Will the Minister confirm that the UK has no interest in the European Defence Agency’s medium altitude long endurance remotely piloted aircraft systems project? I remember being distinctly lukewarm about that, as I am with “more Europe” in defence generally, at the Foreign Affairs Council when I was at the MOD. When will the Navy’s maritime UAV strategy paper be finished and published? If drones are relatively cheap, easy to control, low risk and readily deployable, they may well become a weapon of choice for non-state actors. What assessment has been made of this and, while spending on UAVs is bucking the defence spending trend in this country, what investment is being made in countermeasures?

I would like to consider the implications of emerging technology on military software—on uniformed men and women who serve this country.
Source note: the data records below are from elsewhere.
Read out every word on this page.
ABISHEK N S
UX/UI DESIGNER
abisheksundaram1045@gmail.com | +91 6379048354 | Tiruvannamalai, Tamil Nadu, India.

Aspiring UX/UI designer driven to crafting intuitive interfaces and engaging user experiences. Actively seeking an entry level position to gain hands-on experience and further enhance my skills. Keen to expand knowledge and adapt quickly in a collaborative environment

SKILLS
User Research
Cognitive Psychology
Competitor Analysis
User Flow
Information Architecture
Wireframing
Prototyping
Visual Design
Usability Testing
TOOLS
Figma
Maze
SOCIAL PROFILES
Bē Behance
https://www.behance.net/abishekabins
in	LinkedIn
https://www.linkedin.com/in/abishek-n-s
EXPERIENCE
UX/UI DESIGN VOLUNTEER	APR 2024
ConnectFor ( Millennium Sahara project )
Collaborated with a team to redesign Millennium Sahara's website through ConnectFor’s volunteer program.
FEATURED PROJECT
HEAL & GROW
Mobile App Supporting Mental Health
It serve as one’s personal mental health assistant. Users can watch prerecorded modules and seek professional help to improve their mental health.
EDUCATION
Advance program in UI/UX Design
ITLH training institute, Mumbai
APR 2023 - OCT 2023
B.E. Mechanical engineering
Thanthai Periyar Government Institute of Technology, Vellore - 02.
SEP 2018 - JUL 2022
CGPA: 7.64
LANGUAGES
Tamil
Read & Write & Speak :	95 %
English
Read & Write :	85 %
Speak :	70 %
With the SDSR pending, it is important for Ministers to understand where technological advances are taking not only defence hardware but its software—the human beings who populate the military today and will do so over the next two decades. Air marshals gamely tried to convince us that a drone pilot playing with his joystick in the Nevada desert or Lincolnshire is the lineal descendent of “the few” and of airmen in conflicts since—that is, people who engage directly with or are engaged by the enemy in the air.

Although the mental challenge to a person who logs off and goes home after a shift in Lincolnshire should not be equated with an infanteer in Basra or Helmand, the psychological implications of killing the enemy at a distance rather than at close quarters merit close examination, particularly since operators lack the unit cohesion and support systems of those physically on the frontline.

If Fuller is right, military practitioners will increasingly be technicians, not tough men at the end of a bayonet. “Professional spirit” will replace “fighting spirit”: it will be as if the Royal Army Dental Corps has taken over from the Black Watch. If so, in the sanitised operations of the future, “fighting spirit” may become a positive disadvantage. The military covenant exists because of the extraordinary risks run by fighting forces. If there are few risks beyond the expectation of routine civilian employment, there is no need for a covenant.

General Fuller’s prediction of the end of the infantry was premature, but it may yet have its day as we shift from hand-to-hand to hands-off combat in an environment where societal tolerance for taking and inflicting casualties is low. If so, there are profound implications for how we structure our armed forces, the sort of people we recruit to them and the implicit deal struck between servicemen and the nation, reflected in the military covenant.